How Ziff Davis used paid search and SEO to increase its affiliate business over the holidays

Publishers are finding search and affiliate revenue go hand in hand. For Ziff Media Group during the key holiday shopping season, that meant increasing its paid search budget and segmenting high-performing keywords by site. 

“We all know that the major source of commerce traffic will come from Google, in some way, in high volume,” said Jason Steele, svp of business operations at Ziff Media Group. “But now it’s ultra competitive.”
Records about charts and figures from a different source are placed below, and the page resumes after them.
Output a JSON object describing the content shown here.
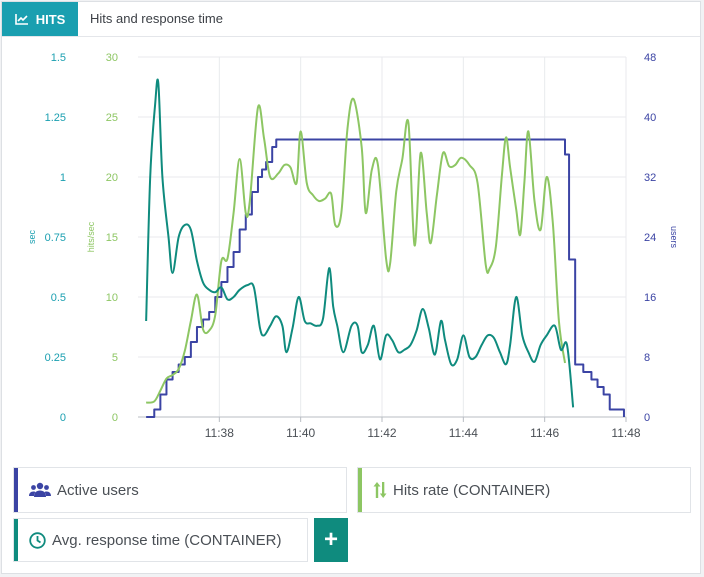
{
  "header": {
    "tab_label": "HITS",
    "title": "Hits and response time"
  },
  "legend": {
    "active_users": "Active users",
    "hits_rate": "Hits rate (CONTAINER)",
    "response_time": "Avg. response time (CONTAINER)",
    "add_label": "+"
  },
  "colors": {
    "accent": "#1a9fb0",
    "users": "#3b44a4",
    "hits": "#8dc663",
    "response": "#0f8b7e"
  },
  "chart_data": {
    "type": "line",
    "x_ticks": [
      "11:38",
      "11:40",
      "11:42",
      "11:44",
      "11:46",
      "11:48"
    ],
    "x_tick_minutes": [
      38,
      40,
      42,
      44,
      46,
      48
    ],
    "xlim": [
      36.0,
      48.0
    ],
    "axes": {
      "sec": {
        "label": "sec",
        "ticks": [
          "0",
          "0.25",
          "0.5",
          "0.75",
          "1",
          "1.25",
          "1.5"
        ],
        "ylim": [
          0,
          1.5
        ]
      },
      "hits": {
        "label": "hits/sec",
        "ticks": [
          "0",
          "5",
          "10",
          "15",
          "20",
          "25",
          "30"
        ],
        "ylim": [
          0,
          30
        ]
      },
      "users": {
        "label": "users",
        "ticks": [
          "0",
          "8",
          "16",
          "24",
          "32",
          "40",
          "48"
        ],
        "ylim": [
          0,
          48
        ]
      }
    },
    "grid": true,
    "series": [
      {
        "name": "Active users",
        "axis": "users",
        "step": true,
        "points": [
          [
            36.2,
            0
          ],
          [
            36.4,
            1
          ],
          [
            36.55,
            3
          ],
          [
            36.7,
            5
          ],
          [
            36.85,
            6
          ],
          [
            37.0,
            7
          ],
          [
            37.15,
            8
          ],
          [
            37.3,
            10
          ],
          [
            37.45,
            12
          ],
          [
            37.6,
            13
          ],
          [
            37.75,
            14
          ],
          [
            37.9,
            16
          ],
          [
            38.05,
            18
          ],
          [
            38.2,
            20
          ],
          [
            38.35,
            22
          ],
          [
            38.5,
            25
          ],
          [
            38.65,
            27
          ],
          [
            38.8,
            30
          ],
          [
            38.95,
            32
          ],
          [
            39.05,
            33
          ],
          [
            39.15,
            34
          ],
          [
            39.3,
            36
          ],
          [
            39.4,
            37
          ],
          [
            46.3,
            37
          ],
          [
            46.5,
            35
          ],
          [
            46.6,
            21
          ],
          [
            46.75,
            7
          ],
          [
            46.95,
            6
          ],
          [
            47.15,
            5
          ],
          [
            47.3,
            4
          ],
          [
            47.45,
            3
          ],
          [
            47.6,
            1
          ],
          [
            47.95,
            0
          ]
        ]
      },
      {
        "name": "Hits rate (CONTAINER)",
        "axis": "hits",
        "step": false,
        "points": [
          [
            36.2,
            1.2
          ],
          [
            36.4,
            1.3
          ],
          [
            36.55,
            2.2
          ],
          [
            36.7,
            3.2
          ],
          [
            36.85,
            3.5
          ],
          [
            37.0,
            4.0
          ],
          [
            37.15,
            5.5
          ],
          [
            37.3,
            8.0
          ],
          [
            37.45,
            10.2
          ],
          [
            37.6,
            7.3
          ],
          [
            37.75,
            7.2
          ],
          [
            37.9,
            8.5
          ],
          [
            38.05,
            13.0
          ],
          [
            38.2,
            13.2
          ],
          [
            38.35,
            17.0
          ],
          [
            38.5,
            21.5
          ],
          [
            38.65,
            17.0
          ],
          [
            38.75,
            18.0
          ],
          [
            38.95,
            25.8
          ],
          [
            39.1,
            23.2
          ],
          [
            39.25,
            20.0
          ],
          [
            39.45,
            20.3
          ],
          [
            39.6,
            21.0
          ],
          [
            39.75,
            20.8
          ],
          [
            39.9,
            19.5
          ],
          [
            40.0,
            23.8
          ],
          [
            40.15,
            19.5
          ],
          [
            40.3,
            18.5
          ],
          [
            40.45,
            18.0
          ],
          [
            40.6,
            18.2
          ],
          [
            40.75,
            18.6
          ],
          [
            40.85,
            16.0
          ],
          [
            41.0,
            17.0
          ],
          [
            41.15,
            24.0
          ],
          [
            41.3,
            26.5
          ],
          [
            41.5,
            22.5
          ],
          [
            41.6,
            17.0
          ],
          [
            41.75,
            20.6
          ],
          [
            41.9,
            21.0
          ],
          [
            42.1,
            13.2
          ],
          [
            42.2,
            12.8
          ],
          [
            42.35,
            18.8
          ],
          [
            42.5,
            21.5
          ],
          [
            42.65,
            24.5
          ],
          [
            42.8,
            14.3
          ],
          [
            42.95,
            22.0
          ],
          [
            43.1,
            17.0
          ],
          [
            43.2,
            14.5
          ],
          [
            43.35,
            18.5
          ],
          [
            43.5,
            22.0
          ],
          [
            43.65,
            20.9
          ],
          [
            43.8,
            21.0
          ],
          [
            43.95,
            21.6
          ],
          [
            44.15,
            21.0
          ],
          [
            44.35,
            19.5
          ],
          [
            44.55,
            12.7
          ],
          [
            44.65,
            12.4
          ],
          [
            44.8,
            14.2
          ],
          [
            44.95,
            20.2
          ],
          [
            45.05,
            23.3
          ],
          [
            45.15,
            20.8
          ],
          [
            45.3,
            17.3
          ],
          [
            45.4,
            15.2
          ],
          [
            45.5,
            19.5
          ],
          [
            45.6,
            23.8
          ],
          [
            45.75,
            18.0
          ],
          [
            45.9,
            15.6
          ],
          [
            46.05,
            20.0
          ],
          [
            46.2,
            16.2
          ],
          [
            46.35,
            8.0
          ],
          [
            46.5,
            4.5
          ]
        ]
      },
      {
        "name": "Avg. response time (CONTAINER)",
        "axis": "sec",
        "step": false,
        "points": [
          [
            36.2,
            0.4
          ],
          [
            36.3,
            1.0
          ],
          [
            36.42,
            1.3
          ],
          [
            36.5,
            1.39
          ],
          [
            36.6,
            1.0
          ],
          [
            36.75,
            0.75
          ],
          [
            36.85,
            0.6
          ],
          [
            37.0,
            0.75
          ],
          [
            37.15,
            0.8
          ],
          [
            37.3,
            0.78
          ],
          [
            37.45,
            0.65
          ],
          [
            37.6,
            0.56
          ],
          [
            37.75,
            0.53
          ],
          [
            37.9,
            0.52
          ],
          [
            38.05,
            0.54
          ],
          [
            38.2,
            0.49
          ],
          [
            38.35,
            0.5
          ],
          [
            38.5,
            0.53
          ],
          [
            38.7,
            0.55
          ],
          [
            38.85,
            0.54
          ],
          [
            39.0,
            0.37
          ],
          [
            39.1,
            0.34
          ],
          [
            39.25,
            0.38
          ],
          [
            39.4,
            0.42
          ],
          [
            39.55,
            0.38
          ],
          [
            39.65,
            0.27
          ],
          [
            39.8,
            0.37
          ],
          [
            39.95,
            0.5
          ],
          [
            40.1,
            0.4
          ],
          [
            40.25,
            0.39
          ],
          [
            40.4,
            0.38
          ],
          [
            40.55,
            0.41
          ],
          [
            40.7,
            0.62
          ],
          [
            40.8,
            0.46
          ],
          [
            40.9,
            0.38
          ],
          [
            41.05,
            0.27
          ],
          [
            41.25,
            0.38
          ],
          [
            41.4,
            0.38
          ],
          [
            41.5,
            0.27
          ],
          [
            41.65,
            0.3
          ],
          [
            41.8,
            0.38
          ],
          [
            41.95,
            0.24
          ],
          [
            42.1,
            0.34
          ],
          [
            42.25,
            0.32
          ],
          [
            42.4,
            0.27
          ],
          [
            42.55,
            0.28
          ],
          [
            42.7,
            0.3
          ],
          [
            42.85,
            0.36
          ],
          [
            43.0,
            0.45
          ],
          [
            43.15,
            0.37
          ],
          [
            43.3,
            0.26
          ],
          [
            43.45,
            0.4
          ],
          [
            43.55,
            0.32
          ],
          [
            43.7,
            0.22
          ],
          [
            43.85,
            0.24
          ],
          [
            44.0,
            0.34
          ],
          [
            44.15,
            0.25
          ],
          [
            44.3,
            0.25
          ],
          [
            44.45,
            0.3
          ],
          [
            44.6,
            0.34
          ],
          [
            44.75,
            0.33
          ],
          [
            44.9,
            0.27
          ],
          [
            45.05,
            0.22
          ],
          [
            45.15,
            0.3
          ],
          [
            45.3,
            0.5
          ],
          [
            45.45,
            0.34
          ],
          [
            45.6,
            0.27
          ],
          [
            45.75,
            0.23
          ],
          [
            45.9,
            0.3
          ],
          [
            46.05,
            0.34
          ],
          [
            46.25,
            0.38
          ],
          [
            46.4,
            0.28
          ],
          [
            46.55,
            0.3
          ],
          [
            46.7,
            0.04
          ]
        ]
      }
    ]
  }
}
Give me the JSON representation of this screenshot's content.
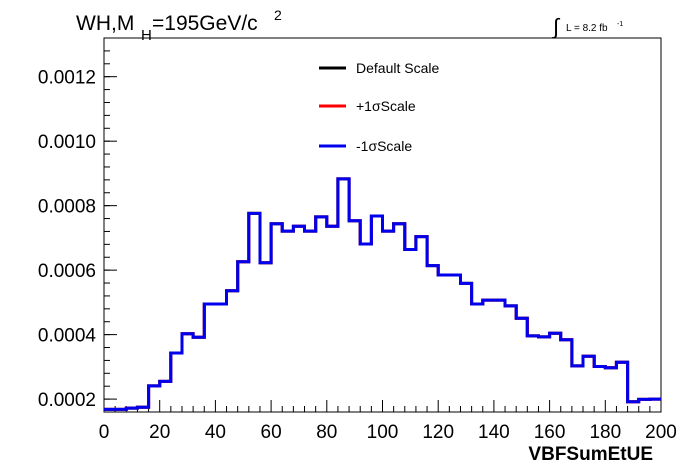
{
  "chart_data": {
    "type": "line",
    "title": "WH,M",
    "title_sub": "H",
    "title_rest": "=195GeV/c",
    "title_sup": "2",
    "lumi_prefix": "∫",
    "lumi_text": "L = 8.2 fb",
    "lumi_sup": "-1",
    "xlabel": "VBFSumEtUE",
    "xlim": [
      0,
      200
    ],
    "ylim": [
      0.00016,
      0.00132
    ],
    "xticks": [
      "0",
      "20",
      "40",
      "60",
      "80",
      "100",
      "120",
      "140",
      "160",
      "180",
      "200"
    ],
    "xtick_values": [
      0,
      20,
      40,
      60,
      80,
      100,
      120,
      140,
      160,
      180,
      200
    ],
    "yticks": [
      "0.0002",
      "0.0004",
      "0.0006",
      "0.0008",
      "0.0010",
      "0.0012"
    ],
    "ytick_values": [
      0.0002,
      0.0004,
      0.0006,
      0.0008,
      0.001,
      0.0012
    ],
    "bin_edges": [
      0,
      4,
      8,
      12,
      16,
      20,
      24,
      28,
      32,
      36,
      40,
      44,
      48,
      52,
      56,
      60,
      64,
      68,
      72,
      76,
      80,
      84,
      88,
      92,
      96,
      100,
      104,
      108,
      112,
      116,
      120,
      124,
      128,
      132,
      136,
      140,
      144,
      148,
      152,
      156,
      160,
      164,
      168,
      172,
      176,
      180,
      184,
      188,
      192,
      196,
      200
    ],
    "series": [
      {
        "name": "Default Scale",
        "color": "#000000",
        "values": [
          0.000168,
          0.000168,
          0.000172,
          0.000175,
          0.000241,
          0.000255,
          0.000343,
          0.000403,
          0.000392,
          0.000495,
          0.000495,
          0.000536,
          0.000626,
          0.000776,
          0.000623,
          0.000744,
          0.000721,
          0.000736,
          0.000721,
          0.000765,
          0.000736,
          0.000883,
          0.000753,
          0.000681,
          0.000768,
          0.000721,
          0.000744,
          0.000664,
          0.000704,
          0.000614,
          0.000585,
          0.000585,
          0.000559,
          0.000495,
          0.000507,
          0.000507,
          0.000489,
          0.000451,
          0.000396,
          0.000393,
          0.000404,
          0.000384,
          0.000303,
          0.000333,
          0.000301,
          0.000297,
          0.000314,
          0.000192,
          0.000199,
          0.0002
        ]
      },
      {
        "name": "+1σScale",
        "color": "#ff0000",
        "values": [
          0.000168,
          0.000168,
          0.000172,
          0.000175,
          0.000241,
          0.000255,
          0.000343,
          0.000403,
          0.000392,
          0.000495,
          0.000495,
          0.000536,
          0.000626,
          0.000776,
          0.000623,
          0.000744,
          0.000721,
          0.000736,
          0.000721,
          0.000765,
          0.000736,
          0.000883,
          0.000753,
          0.000681,
          0.000768,
          0.000721,
          0.000744,
          0.000664,
          0.000704,
          0.000614,
          0.000585,
          0.000585,
          0.000559,
          0.000495,
          0.000507,
          0.000507,
          0.000489,
          0.000451,
          0.000396,
          0.000393,
          0.000404,
          0.000384,
          0.000303,
          0.000333,
          0.000301,
          0.000297,
          0.000314,
          0.000192,
          0.000199,
          0.0002
        ]
      },
      {
        "name": "-1σScale",
        "color": "#0000ee",
        "values": [
          0.000168,
          0.000168,
          0.000172,
          0.000175,
          0.000241,
          0.000255,
          0.000343,
          0.000403,
          0.000392,
          0.000495,
          0.000495,
          0.000536,
          0.000626,
          0.000776,
          0.000623,
          0.000744,
          0.000721,
          0.000736,
          0.000721,
          0.000765,
          0.000736,
          0.000883,
          0.000753,
          0.000681,
          0.000768,
          0.000721,
          0.000744,
          0.000664,
          0.000704,
          0.000614,
          0.000585,
          0.000585,
          0.000559,
          0.000495,
          0.000507,
          0.000507,
          0.000489,
          0.000451,
          0.000396,
          0.000393,
          0.000404,
          0.000384,
          0.000303,
          0.000333,
          0.000301,
          0.000297,
          0.000314,
          0.000192,
          0.000199,
          0.0002
        ]
      }
    ],
    "legend_position": "top-center",
    "grid": false
  }
}
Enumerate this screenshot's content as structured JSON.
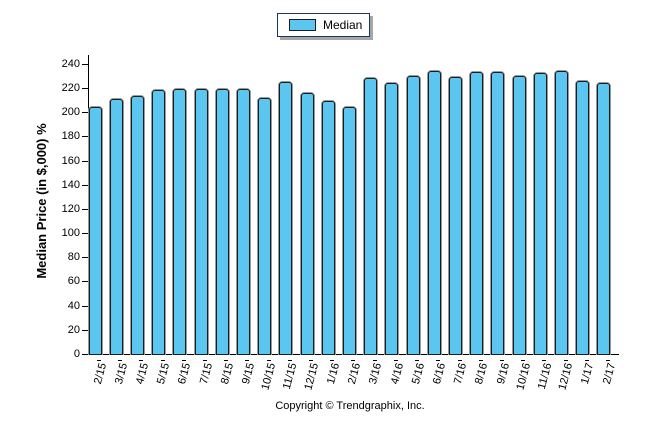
{
  "legend": {
    "label": "Median"
  },
  "footer": {
    "copyright": "Copyright © Trendgraphix, Inc."
  },
  "colors": {
    "bar_fill": "#5BC6F0",
    "bar_border": "#1C1C1C",
    "bar_shadow": "#9A9A9A",
    "legend_border": "#17375E",
    "legend_shadow": "#A6A6A6",
    "axis": "#000000",
    "text": "#000000"
  },
  "chart_data": {
    "type": "bar",
    "title": "",
    "xlabel": "",
    "ylabel": "Median Price (in $,000) %",
    "ylim": [
      0,
      240
    ],
    "y_ticks": [
      0,
      20,
      40,
      60,
      80,
      100,
      120,
      140,
      160,
      180,
      200,
      220,
      240
    ],
    "grid": false,
    "legend_position": "top-center",
    "categories": [
      "2/15",
      "3/15",
      "4/15",
      "5/15",
      "6/15",
      "7/15",
      "8/15",
      "9/15",
      "10/15",
      "11/15",
      "12/15",
      "1/16",
      "2/16",
      "3/16",
      "4/16",
      "5/16",
      "6/16",
      "7/16",
      "8/16",
      "9/16",
      "10/16",
      "11/16",
      "12/16",
      "1/17",
      "2/17"
    ],
    "series": [
      {
        "name": "Median",
        "color": "#5BC6F0",
        "values": [
          205,
          212,
          214,
          219,
          220,
          220,
          220,
          220,
          213,
          226,
          217,
          210,
          205,
          229,
          225,
          231,
          235,
          230,
          234,
          234,
          231,
          233,
          235,
          227,
          225
        ]
      }
    ]
  }
}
Steele’s team got more surgical in its keyword approach. Steele’s team segmented Ziff’s sites by which keywords and search modifier his team thought would perform best for that site, versus last year when all of its sites went after the same high dollar keywords and search terms. Therefore, its Black Friday domains — this year, Ziff acquired TheBlackFriday.com, its third Black Friday domain — got ownership over “Black Friday,” while Mashable went after keywords and modifiers, like “Apple.”

“Take each site, see where they had the best chance and then flood the zone in order to win,” he said.

Ziff Media Group also expanded its ad efforts. While cost per click tends to increase during peak shopping days, such as Black Friday or Amazon Prime Day, Steele said his paid marketing team saw that the conversion rates from traffic outweighed the investment made in that area by low- to mid-double digit margins. He also said that on average, cost per click rates were less than $1 this year. Ziff Media Group also increased its ad spending by 20% in December 2019. 

Ava Seave, principal at media consultancy Quantum Media, said that it’s a reasonable strategy to broaden the number of vendors a media company works with for a publisher to move away from the Amazon’s incentivized affiliate structure, it likely means that the affiliate revenue from other merchants would be good enough to not be dependent on Amazon.

Overall, Steele said that top merchants, such as Amazon, Walmart, Kohl’s and Target, experienced an increase in mobile conversions during Cyber Week. The range of growth across the company’s shopping and editorial assets had a wide range of 10-100% during that time period.

“Competition makes things cheaper,” said Seave. “Unbridled entry makes revenue go down for everyone.” 

If Ziff Media Group’s volume goes up and margins go down, as long as its revenue is the same, then that’s fine, she said. However, if the company’s standing remains at the top of the search page without maintaining the amount of revenue it used to bring in, then its spending paid search isn’t worth it.